Ross-Petty-BearsStaley’s Bears 1920-1921

Manley Ross Petty

Height: 6’ Weight: 180
Born: 9/11/1892 Sumner, IL
Died: 3/13/1966 Milwaukee, WI
High School: Lawrenceville (IL)
College: Illinois

Ross Petty played on the University of Illinois freshman football team in 1913, the year that Robert Zuppke started his 28-year tenure as head coach. The designation “Fighting Illini” had yet to be adopted as the sports teams were referred to then as “Indians”. Playing tackle, Petty received his varsity letter the following year as the U of I won its first national title. He anchored the line again in 1915 and was named to the All Western 2nd team for his play in 1916. He graduated in the spring of 1917 with a B.S. in Agriculture.

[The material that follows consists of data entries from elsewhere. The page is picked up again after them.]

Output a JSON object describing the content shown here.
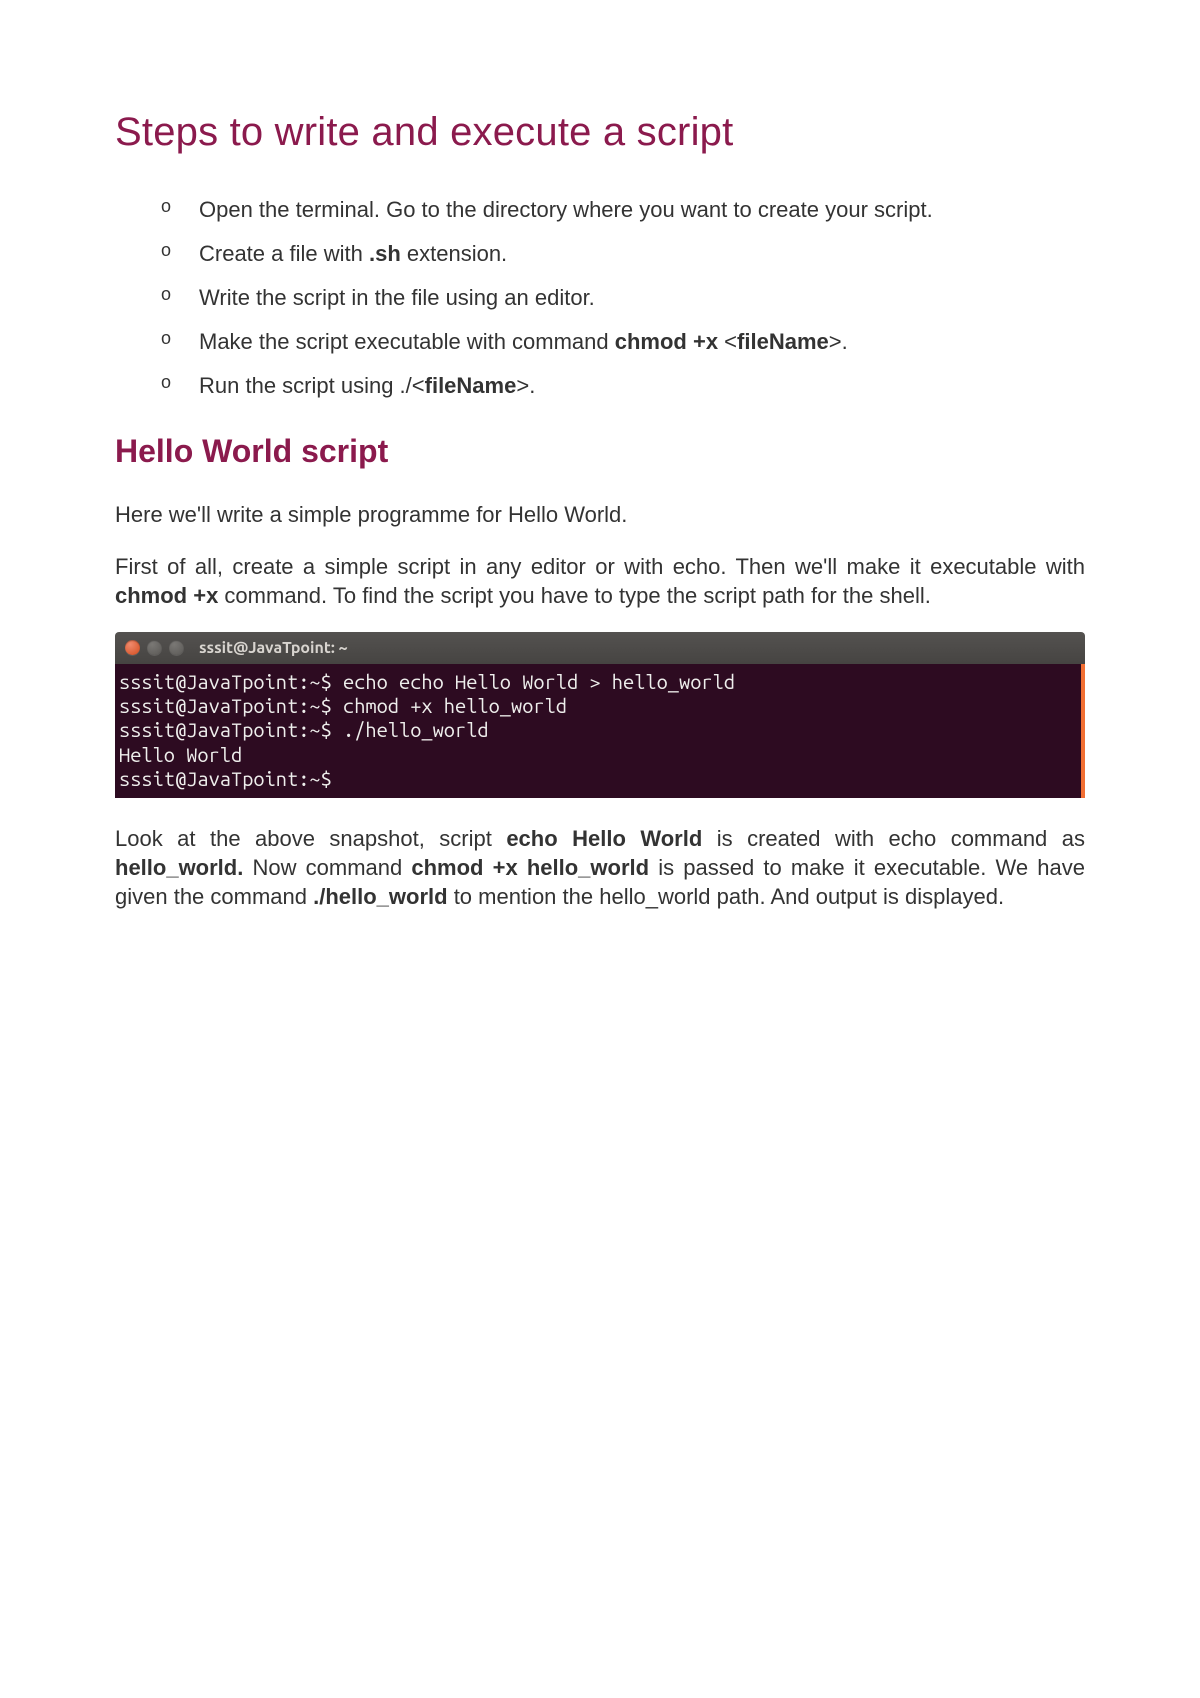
{
  "title": "Steps to write and execute a script",
  "steps": [
    {
      "pre": "Open the terminal. Go to the directory where you want to create your script."
    },
    {
      "pre": "Create a file with ",
      "b1": ".sh",
      "post1": " extension."
    },
    {
      "pre": "Write the script in the file using an editor."
    },
    {
      "pre": "Make the script executable with command ",
      "b1": "chmod +x",
      "mid": " <",
      "b2": "fileName",
      "post2": ">."
    },
    {
      "pre": "Run the script using ./<",
      "b1": "fileName",
      "post1": ">."
    }
  ],
  "subtitle": "Hello World script",
  "intro1": "Here we'll write a simple programme for Hello World.",
  "intro2": {
    "t1": "First of all, create a simple script in any editor or with echo. Then we'll make it executable with ",
    "b1": "chmod +x",
    "t2": " command. To find the script you have to type the script path for the shell."
  },
  "terminal": {
    "title": "sssit@JavaTpoint: ~",
    "lines": [
      "sssit@JavaTpoint:~$ echo echo Hello World > hello_world",
      "sssit@JavaTpoint:~$ chmod +x hello_world",
      "sssit@JavaTpoint:~$ ./hello_world",
      "Hello World",
      "sssit@JavaTpoint:~$"
    ]
  },
  "after": {
    "t1": "Look at the above snapshot, script ",
    "b1": "echo Hello World",
    "t2": " is created with echo command as ",
    "b2": "hello_world.",
    "t3": " Now command ",
    "b3": "chmod +x hello_world",
    "t4": " is passed to make it executable. We have given the command ",
    "b4": "./hello_world",
    "t5": " to mention the hello_world path. And output is displayed."
  }
}
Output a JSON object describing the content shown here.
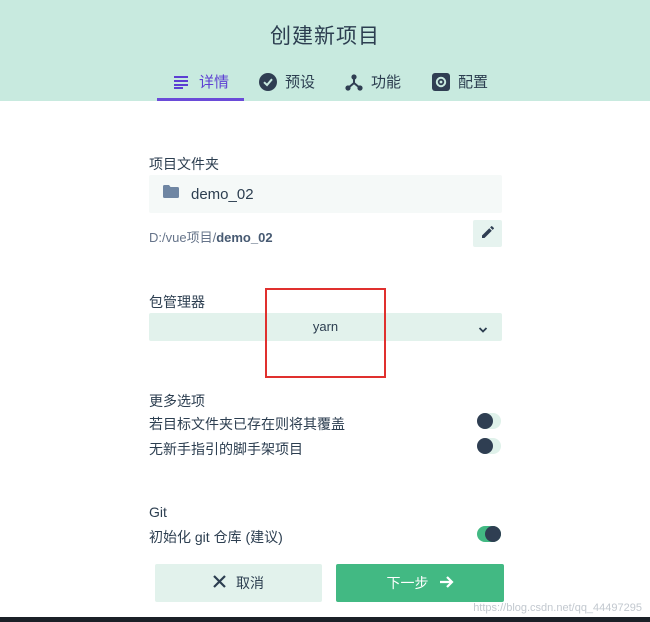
{
  "header": {
    "title": "创建新项目",
    "tabs": [
      {
        "label": "详情",
        "icon": "list-icon",
        "active": true
      },
      {
        "label": "预设",
        "icon": "check-circle-icon",
        "active": false
      },
      {
        "label": "功能",
        "icon": "branch-icon",
        "active": false
      },
      {
        "label": "配置",
        "icon": "settings-icon",
        "active": false
      }
    ]
  },
  "folder": {
    "label": "项目文件夹",
    "value": "demo_02",
    "path_prefix": "D:/vue项目/",
    "path_name": "demo_02"
  },
  "package_manager": {
    "label": "包管理器",
    "selected": "yarn"
  },
  "more_options": {
    "label": "更多选项",
    "items": [
      {
        "label": "若目标文件夹已存在则将其覆盖",
        "enabled": false
      },
      {
        "label": "无新手指引的脚手架项目",
        "enabled": false
      }
    ]
  },
  "git": {
    "label": "Git",
    "init_label": "初始化 git 仓库 (建议)",
    "enabled": true
  },
  "actions": {
    "cancel_label": "取消",
    "next_label": "下一步"
  },
  "watermark": "https://blog.csdn.net/qq_44497295",
  "colors": {
    "header_bg": "#c8eadf",
    "accent": "#42b983",
    "active_tab": "#5d3fd3",
    "highlight_box": "#e0302e"
  }
}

One of six children, Petty grew up on a farm in “Petty Township” in southeastern Illinois’ Lawrence County surrounded by loads of aunts, uncles and cousins. By the time he was 17, two of his older siblings were already teachers. Soon after graduating from college he went into the U.S. Marine Corps as a Sgt. in the “Naval Aviation Service.” At the end of W.W. I he returned to his father’s Lawrenceville farm and appears to have enrolled as a graduate student in agriculture. However, by September 1920 he joined four other U of I varsity letterman working in the Staley factory and preparing for the promised football season. On October 3, 1920 he started at left guard in the first professional football game played in Decatur. He started 10 of the 13 games that season, received his $1300 end-of-the-year bonus, returned to Lawrenceville and never played pro ball again.

In the summer of 1922 he attended “coaching school” at the University of Illinois, married Lela Winkles and began work as the football coach at Watseka High School. In the 1930s and 1940s he and his wife moved between Chicago and Westmont, IL with their son and daughter and ran grocery stores and delicatessens. He later returned to education and taught at Crete Monee High School, retiring in 1959.

He moved to Waukesha, Wisconsin and passed away at the age of 73 in 1966. He is buried at the Sumner Cemetery in Lawrence County, Illinois.